I should have written this earlier if not for non-FFmpeg work I have to do here. BTW, are some linguists around there that can explain a relation between bureaucratic and textile (“bureaucracy” comes from a sort of cloth used to cover tables, “red tape” is rather obvious, Russian “????????”, “????????” and “??????????” are also related to a process of obtaining thin threads). *Ahem.*

AAC coding has two computationally costly operations — MDCT and coefficient quantisation. While the former takes more cycles per one call, the latter is usually called several times for each frame, so those times tend to sum up and outweigh MDCT in bad encoders (like mine). From rate distortion theory we know how to determine proper quantizers for AAC – distortion caused by that quantisation multipled by lambda plus number of bits needed to code that band with this quantiser should be minimal for given value of lambda.

How could we achieve this? Well, use one of three approaches:

- Assign some fixed quantizers
- Use some ad hoc rule to determine quantiser and then refine its value a bit (aka heuristic, since it gives good speed, it is widely used)
- Try all possible quantisers by brute force or Viterbi method (optimal but very slow)

With heuristic you have one catch: if your primary guess on quantiser is not good then refining either takes a lot of time or gives you far from optimal result. Trellis-based search is implemented in my decoder and results in around 20x slower than realtime encoding speed (i.e. encoding one second of audio takes 20 seconds of CPU time) on modern CPUs. I’m playing with something heuristical and fast.

Now to quantising itself.

Each coefficient is quantised as `out = (int)pow(in / quantiser, 0.75);`

. Division of floating-point numbers is slow, taking power of a number is even slower. You can convert MDCT coefficients to the power of three fourths (and quantisers are also converted in precomputed table), thus getting rid of power. FAAC also multiplies coefficients so they are always quantised except for taking integer part. My decoder just multiplies possible codebook vectors by that quantiser and compares it with input coefficients leaving them intact. I also had an idea to present MDCT coefficients in base `pow(2, 0.25)`

making it easy to manipulate but someone still has to test it where base conversions won’t eat all of the gain. I have also tried several optimisations like not trying to match coefficients against all codebook vectors using only close enough vectors. More approaches to try.
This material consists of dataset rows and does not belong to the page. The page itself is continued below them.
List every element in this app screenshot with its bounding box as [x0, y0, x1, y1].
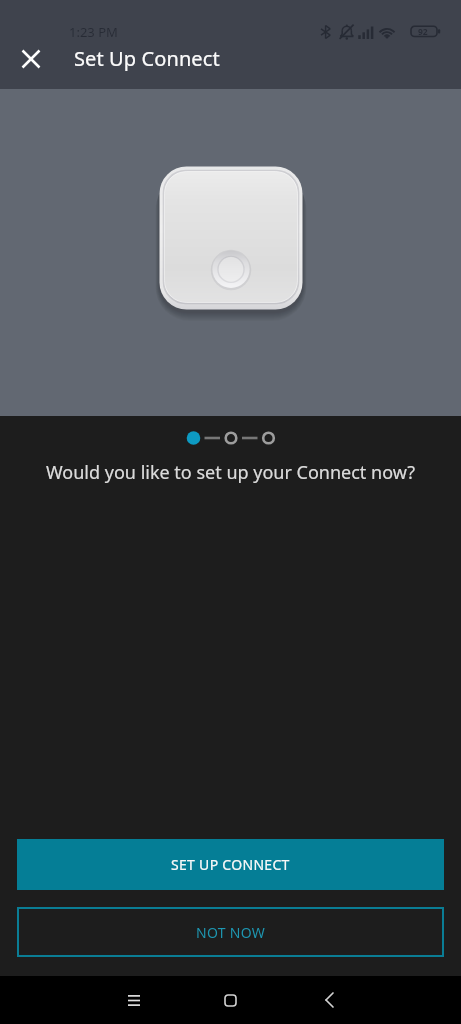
- staticText: NOT NOW: [196, 923, 266, 942]
- staticText: Would you like to set up your Connect no…: [0, 460, 461, 485]
- staticText: 1:23 PM: [69, 23, 118, 41]
- staticText: Set Up Connect: [74, 45, 220, 72]
- button[interactable]: SET UP CONNECT: [17, 839, 444, 890]
- staticText: 92: [418, 26, 428, 38]
- button[interactable]: Recents: [110, 976, 158, 1024]
- button[interactable]: Home: [206, 976, 254, 1024]
- button[interactable]: NOT NOW: [17, 907, 444, 957]
- button[interactable]: Close: [0, 31, 61, 86]
- button[interactable]: Back: [305, 976, 353, 1024]
- staticText: SET UP CONNECT: [171, 855, 290, 874]
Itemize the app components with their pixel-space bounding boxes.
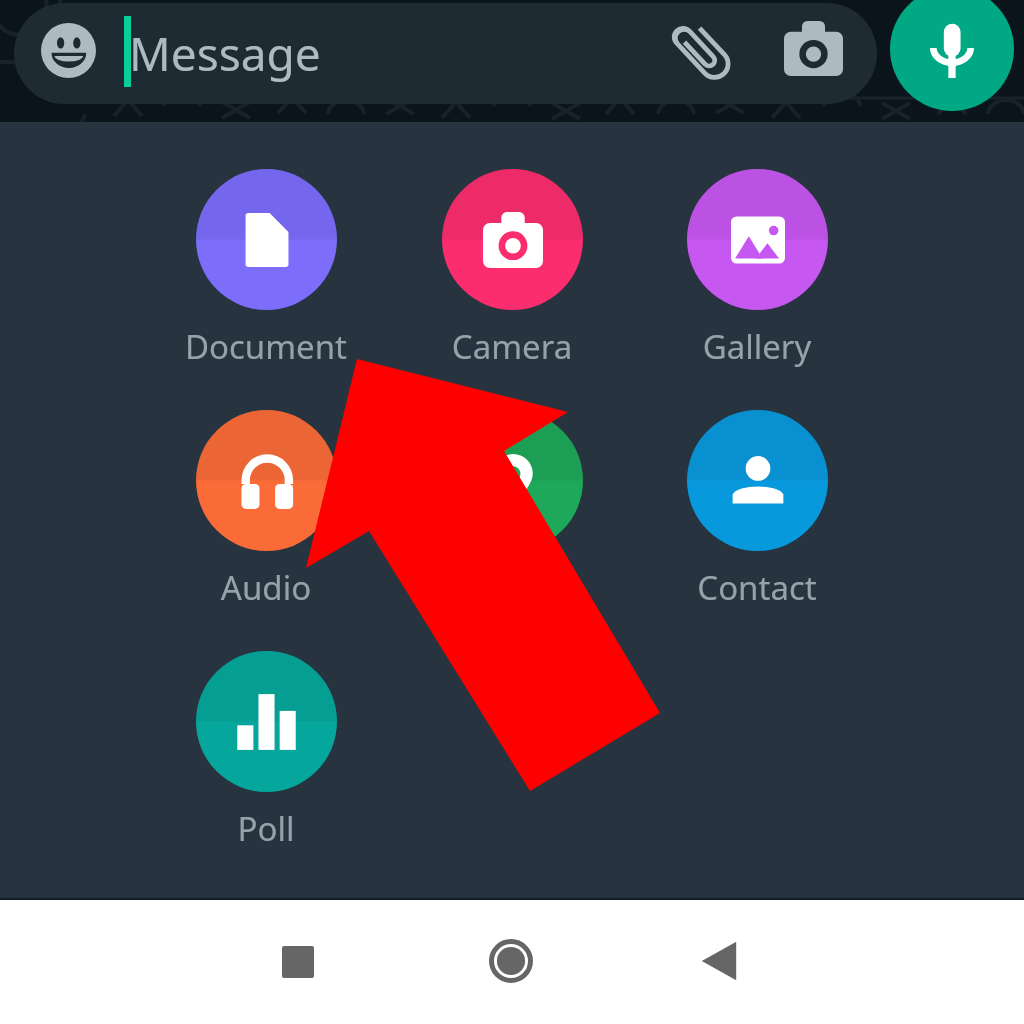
staticText: Document — [176, 324, 356, 369]
button[interactable]: Emoji — [41, 23, 96, 78]
staticText: Gallery — [667, 324, 847, 369]
button[interactable]: Home — [471, 921, 551, 1001]
button[interactable]: Camera — [422, 169, 602, 384]
button[interactable]: Gallery — [667, 169, 847, 384]
staticText: Poll — [176, 806, 356, 851]
button[interactable]: Poll — [176, 651, 356, 866]
staticText: Location — [422, 565, 602, 610]
button[interactable]: Attach — [667, 22, 735, 90]
button[interactable]: Document — [176, 169, 356, 384]
button[interactable]: Recent apps — [258, 922, 338, 1002]
button[interactable]: Location — [422, 410, 602, 625]
button[interactable]: Record voice message — [890, 0, 1014, 111]
button[interactable]: Back — [681, 921, 761, 1001]
staticText: Contact — [667, 565, 847, 610]
staticText: Camera — [422, 324, 602, 369]
staticText: Message — [129, 22, 321, 85]
button[interactable]: Audio — [176, 410, 356, 625]
staticText: Audio — [176, 565, 356, 610]
button[interactable]: Contact — [667, 410, 847, 625]
button[interactable]: Camera — [784, 19, 843, 78]
button[interactable]: Emoji — [14, 3, 877, 104]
*(I hope these notes will form “How I Wrote the Best Opensource AAC Encoder Around (to Accompany x264)” memoirs :-S )*

If you speak to Loren, Jason and Michael, I’m sure they’ll have some good suggestions for how to approach this. Having the best AAC encoder as well as the best H.264 encoder would certainly be welcome.

And Gabriel Bouvigne.

What are you focused on at the moment? The point of having the RD optimal approach was to have something to target, though it shouldn’t be hideously slow, still usable, just slow.
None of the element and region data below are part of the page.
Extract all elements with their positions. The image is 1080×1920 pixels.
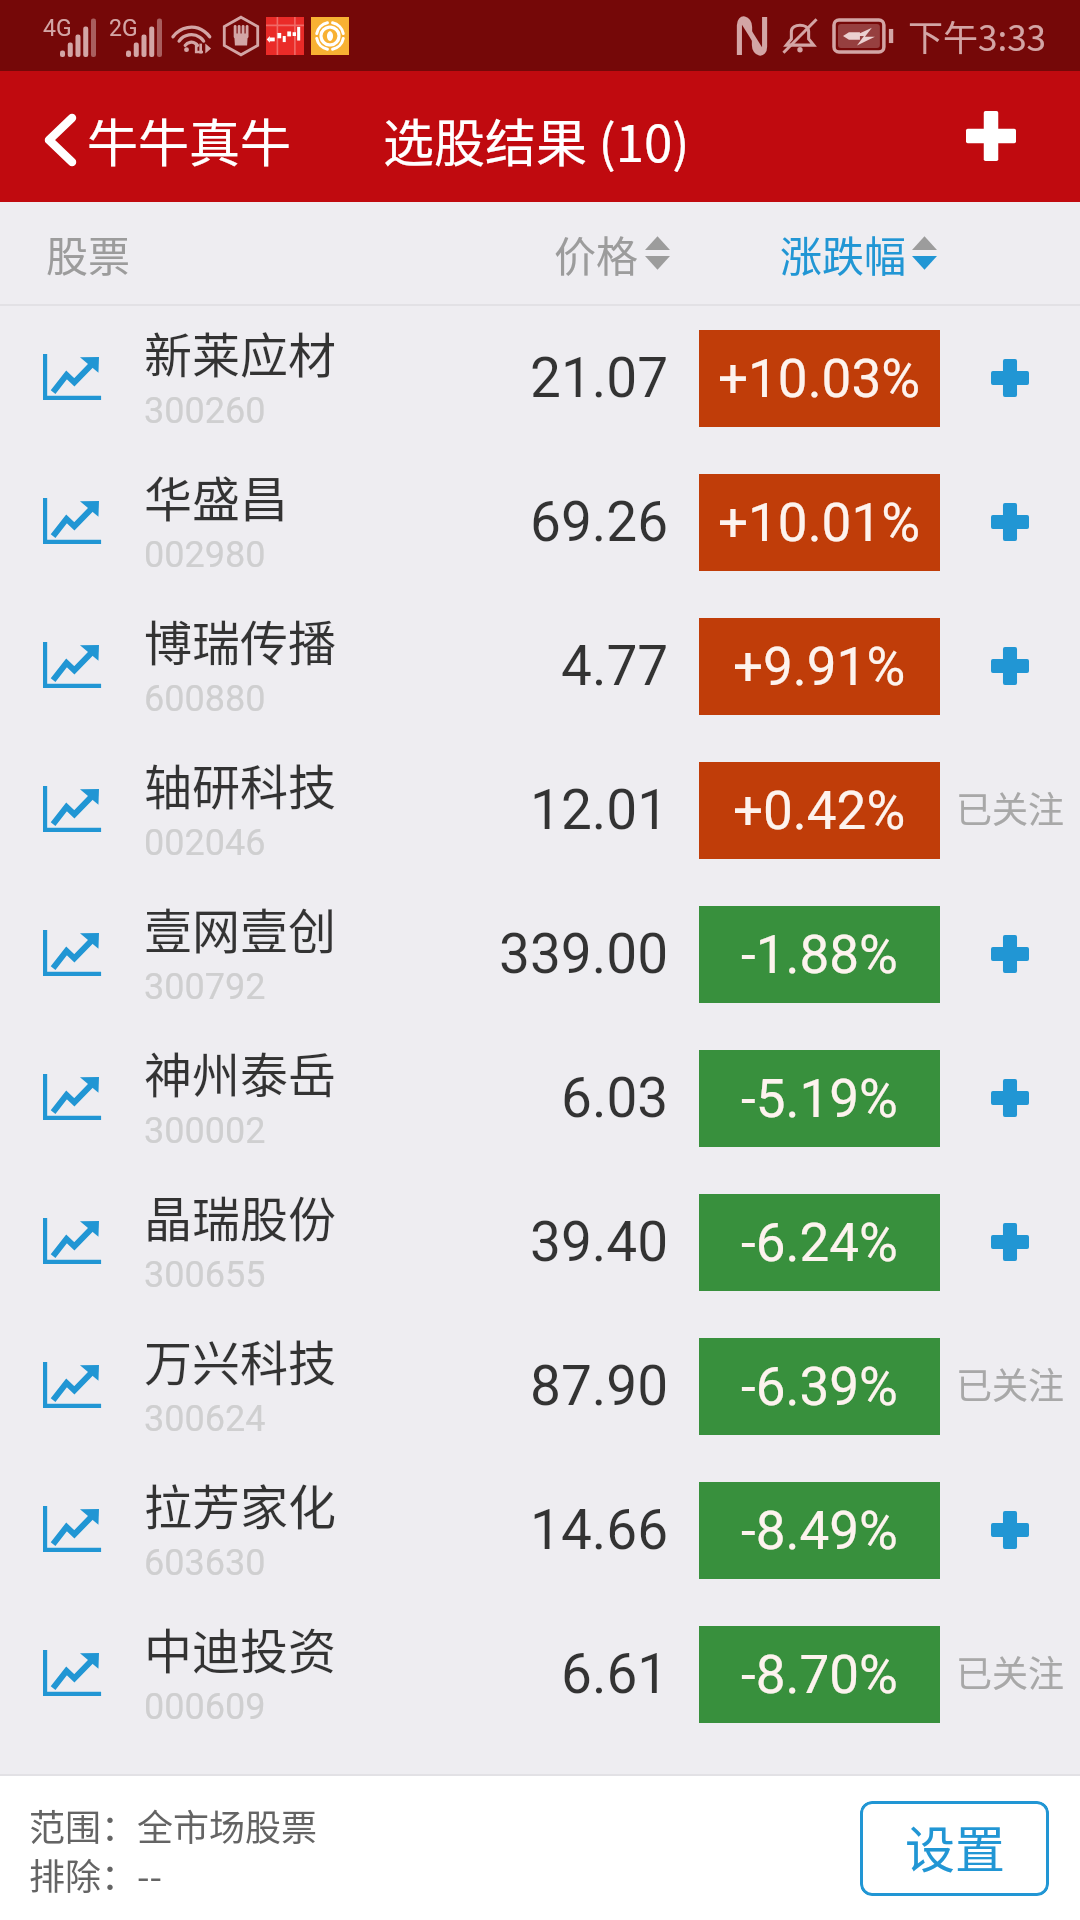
staticText: 002046 xyxy=(144,822,266,864)
staticText: 轴研科技 xyxy=(144,749,337,819)
staticText: 39.40 xyxy=(530,1210,669,1274)
staticText: 300002 xyxy=(144,1110,266,1152)
staticText: 600880 xyxy=(144,678,266,720)
button[interactable]: 万兴科技 xyxy=(0,1314,1080,1458)
staticText: 339.00 xyxy=(499,922,669,986)
staticText: 6.03 xyxy=(561,1066,669,1130)
staticText: 中迪投资 xyxy=(144,1613,337,1683)
staticText: 603630 xyxy=(144,1542,266,1584)
button[interactable]: 轴研科技 xyxy=(0,738,1080,882)
staticText: 博瑞传播 xyxy=(144,605,337,675)
staticText: -5.19% xyxy=(741,1068,898,1130)
button[interactable]: 神州泰岳 xyxy=(0,1026,1080,1170)
staticText: +9.91% xyxy=(733,636,906,698)
staticText: 21.07 xyxy=(530,346,669,410)
staticText: 选股结果 (10) xyxy=(383,103,690,177)
button[interactable]: 涨跌幅 xyxy=(764,202,1080,304)
staticText: -8.49% xyxy=(741,1500,898,1562)
staticText: 拉芳家化 xyxy=(144,1469,337,1539)
staticText: 300624 xyxy=(144,1398,266,1440)
staticText: 壹网壹创 xyxy=(144,893,337,963)
staticText: 华盛昌 xyxy=(144,461,289,531)
staticText: 下午3:33 xyxy=(908,10,1047,61)
staticText: 已关注 xyxy=(956,781,1065,833)
staticText: 4G xyxy=(43,15,72,42)
staticText: +10.03% xyxy=(718,348,921,410)
button[interactable]: 加自选 xyxy=(950,306,1070,450)
staticText: 涨跌幅 xyxy=(780,223,907,284)
staticText: 已关注 xyxy=(956,1645,1065,1697)
staticText: 设置 xyxy=(905,1810,1005,1882)
staticText: 万兴科技 xyxy=(144,1325,337,1395)
staticText: -1.88% xyxy=(741,924,898,986)
staticText: 神州泰岳 xyxy=(144,1037,337,1107)
button[interactable]: 牛牛真牛 xyxy=(0,74,330,205)
staticText: 300792 xyxy=(144,966,266,1008)
button[interactable]: 博瑞传播 xyxy=(0,594,1080,738)
staticText: 300655 xyxy=(144,1254,266,1296)
button[interactable]: 中迪投资 xyxy=(0,1602,1080,1746)
staticText: -6.24% xyxy=(741,1212,898,1274)
staticText: 69.26 xyxy=(530,490,669,554)
button[interactable]: 新莱应材 xyxy=(0,306,1080,450)
staticText: 4.77 xyxy=(561,634,669,698)
staticText: -6.39% xyxy=(741,1356,898,1418)
staticText: 000609 xyxy=(144,1686,266,1728)
staticText: +0.42% xyxy=(733,780,906,842)
staticText: 范围：全市场股票 xyxy=(29,1799,318,1851)
staticText: 晶瑞股份 xyxy=(144,1181,337,1251)
button[interactable]: 添加 xyxy=(923,74,1054,205)
button[interactable]: 华盛昌 xyxy=(0,450,1080,594)
button[interactable]: 壹网壹创 xyxy=(0,882,1080,1026)
staticText: 14.66 xyxy=(530,1498,669,1562)
staticText: 6.61 xyxy=(561,1642,669,1706)
button[interactable]: 拉芳家化 xyxy=(0,1458,1080,1602)
button[interactable]: 设置 xyxy=(860,1801,1049,1896)
staticText: 300260 xyxy=(144,390,266,432)
button[interactable]: 加自选 xyxy=(950,1026,1070,1170)
staticText: 排除：-- xyxy=(29,1848,162,1900)
staticText: 已关注 xyxy=(956,1357,1065,1409)
staticText: 股票 xyxy=(46,223,131,284)
staticText: 新莱应材 xyxy=(144,317,337,387)
button[interactable]: 加自选 xyxy=(950,594,1070,738)
staticText: 牛牛真牛 xyxy=(87,103,292,177)
button[interactable]: 股票 xyxy=(0,202,538,304)
button[interactable]: 加自选 xyxy=(950,450,1070,594)
button[interactable]: 加自选 xyxy=(950,882,1070,1026)
staticText: 12.01 xyxy=(530,778,669,842)
staticText: -8.70% xyxy=(741,1644,898,1706)
staticText: 002980 xyxy=(144,534,266,576)
button[interactable]: 价格 xyxy=(538,202,764,304)
staticText: +10.01% xyxy=(718,492,921,554)
button[interactable]: 加自选 xyxy=(950,1170,1070,1314)
button[interactable]: 加自选 xyxy=(950,1458,1070,1602)
staticText: 2G xyxy=(109,15,138,42)
button[interactable]: 晶瑞股份 xyxy=(0,1170,1080,1314)
staticText: 87.90 xyxy=(530,1354,669,1418)
staticText: 价格 xyxy=(554,223,639,284)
The vast majority of the time I expect you would want to use a variety of heuristics that are switchable to give a range of speed/quality trade offs. Analogous to ME search patterns.
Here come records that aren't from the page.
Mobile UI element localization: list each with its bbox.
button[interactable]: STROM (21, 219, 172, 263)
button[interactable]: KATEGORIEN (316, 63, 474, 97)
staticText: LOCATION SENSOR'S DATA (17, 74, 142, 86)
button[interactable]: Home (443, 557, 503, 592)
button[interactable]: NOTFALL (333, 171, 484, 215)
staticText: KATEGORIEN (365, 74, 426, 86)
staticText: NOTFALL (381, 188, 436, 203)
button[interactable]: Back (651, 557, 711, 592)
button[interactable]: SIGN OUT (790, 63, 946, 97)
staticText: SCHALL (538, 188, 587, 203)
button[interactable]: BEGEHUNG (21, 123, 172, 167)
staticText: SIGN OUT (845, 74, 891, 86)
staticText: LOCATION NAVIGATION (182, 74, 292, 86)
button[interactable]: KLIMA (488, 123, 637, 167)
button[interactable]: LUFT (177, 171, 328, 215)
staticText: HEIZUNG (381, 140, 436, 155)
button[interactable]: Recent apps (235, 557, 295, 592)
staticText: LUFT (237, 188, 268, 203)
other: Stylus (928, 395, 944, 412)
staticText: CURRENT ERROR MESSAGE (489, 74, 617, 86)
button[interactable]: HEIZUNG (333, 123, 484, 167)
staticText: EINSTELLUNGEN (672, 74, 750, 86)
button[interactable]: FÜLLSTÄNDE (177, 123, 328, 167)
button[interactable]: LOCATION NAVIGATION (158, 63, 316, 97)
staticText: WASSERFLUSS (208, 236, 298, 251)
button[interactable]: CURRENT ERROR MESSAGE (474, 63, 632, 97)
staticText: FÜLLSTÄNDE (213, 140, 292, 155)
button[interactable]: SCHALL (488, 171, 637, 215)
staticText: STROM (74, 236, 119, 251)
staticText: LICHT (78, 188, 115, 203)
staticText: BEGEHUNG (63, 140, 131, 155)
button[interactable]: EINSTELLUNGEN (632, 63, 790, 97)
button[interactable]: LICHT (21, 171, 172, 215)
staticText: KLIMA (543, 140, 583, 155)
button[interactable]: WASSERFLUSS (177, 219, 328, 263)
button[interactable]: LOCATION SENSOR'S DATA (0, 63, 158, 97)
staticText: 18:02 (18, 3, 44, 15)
I think the _most_ important thing is to work towards beating faac in some way – either being close in speed and better in quality or close in quality and better in speed. Or better, both. 🙂

Once you get to that stage I see no reason why it should not be merged, assuming the code is good which IIRC it is but no doubt Michael will have comments. 🙂 I think this would be a good base point from which we can work to achieve world domination for AAC as well.